The actual coining of the term IIoT is thought to be introduced by GE in 2012 as part of a coordinated push to provide business-to-business digital transformation services.  The term also likely originated to differentiate itself from what the 'Internet of Things' had come to mean to consumers (which I can succinctly sum up as: 'Internet-Connected Appliances').  Perhaps the primary piece of the SCADA acronym that IIoT seeks to eclipse in real terms is the 'Supervisory' portion. 'Supervisory' is too weak of a management adjective to describe the excessively fantastical lauded goals of the IIoT. IIoT promises AI, machine learning, and a mountain of predictive analytics that can only be made possible by the latest edge-processing and massive amounts of low-latency cloud storage and on-demand computing (Machine Learning and massive Data Warehouses on the Edge with a Data Lake in Realtime at a fraction of a penny's cost!!!). While I do believe that this tech along with Artificial Intelligence advances will have a role to play in the IIoT/SCADA of the future, the cost/benefits of developing a reiliable application and the difficulty of utilizing this tech is still outside the scope of most regular companies and integrators.

In short; insert your favorite techno-word-salad to apply to the IIoT and you can surely find a company to provide such services!
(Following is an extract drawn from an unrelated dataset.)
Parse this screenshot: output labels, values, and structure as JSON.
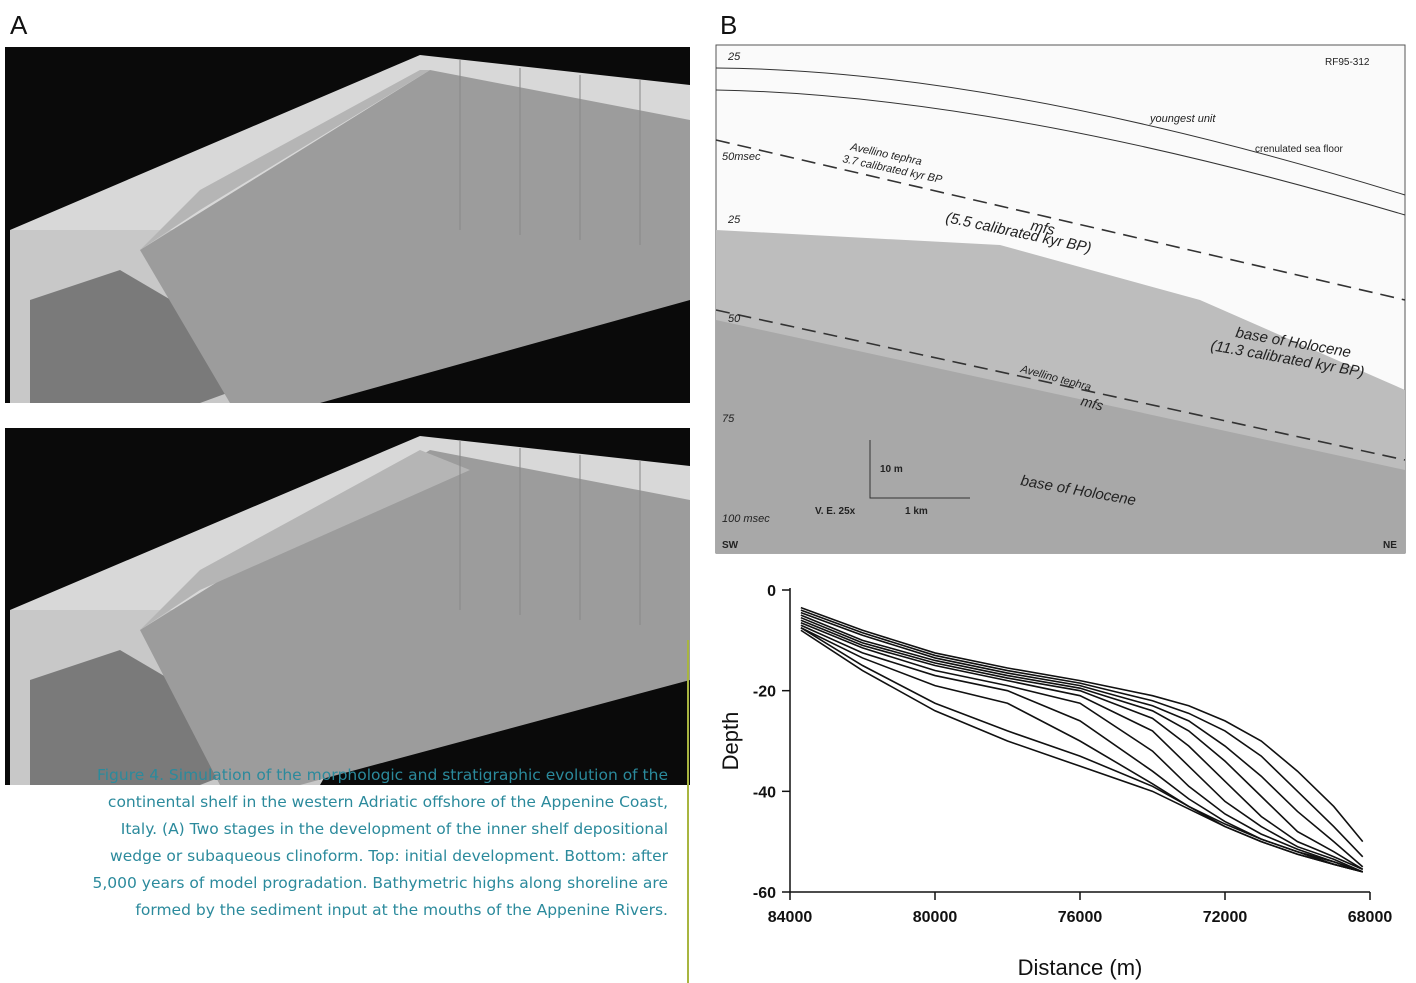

IIoT as convenient vocabulary for Technology Implementation

Despite the marketing origins of 'IIoT', in 2022 the colloquial use of the acronym is not entirely unuseful.  If I could use one statement to describe what it means at its core, I would lovingly label it as 'Enhanced Big-Data Cloud SCADA'. The actual technologies used and the supposedly unique applications for the IIoT very-much overlap with a great deal of existing SCADA. The 'new' technology 'feel' factor for what it describes is what Integrators are very much trying to offer companies these days. We have been drawn into a marketing phase where 'SCADA' is implied to use insufficient/legacy technology, suffer from data storage issues, and is not capable of delivering on all platforms and devices.

For those of us SCADA Developers stuck in a terminally online reality, we each have our own idea about what IIoT means:

Which words come to my mind when I dream of SCADA and the IIoT

Part of being a SCADA Integrator in 2022 is navigating technical jargon as well as the different interpretations and colloquial uses of various technological terms.

IIoT in our conclusion, is a marketing rebrand from larger companies designed to highlight the need/benefits for digital transformation.  The failure in the term, however, is to imply that 'SCADA' in and of itself should not be part of your overall Digital Transformation goals or that SCADA is a 'legacy' concept. SCADA never goes away; it merely scales and adapts with the latest technology. SCADA has been 'IIoT' long before the term even existed. Differences in the expected selection and implementation technology account for a majority of the actual disagreements when marketing either term. Most applications today branded as 'IIoT' applications in reality still provide and function the same as existing SCADA application. When 'IIoT' tech advances to the point of providing significantly different data analysis capabilities than a modern SCADA system, we can perhaps discuss modifying the SCADA acronym or utillizing the IIoT acronym as a better descriptor for rich data analysis applications that also involve real machines.

Why we still market as an 'IIoT' Integrator

At SCADABit, we market as primarily an SCADA Integrator, but also as an IIoT Integrator to give our customers the reassurance that we work with both new and 'legacy' technology at any point in the overall 'remote industrial controller & equipment management' technology stack. We use any technology necessary to get plant, process, or equipment data and control connections to whatever terminal, client, or device type is used for storage and analysis, be it cloud or on-premise, SQL Server or Serverless Database, Browser or Desktop clients.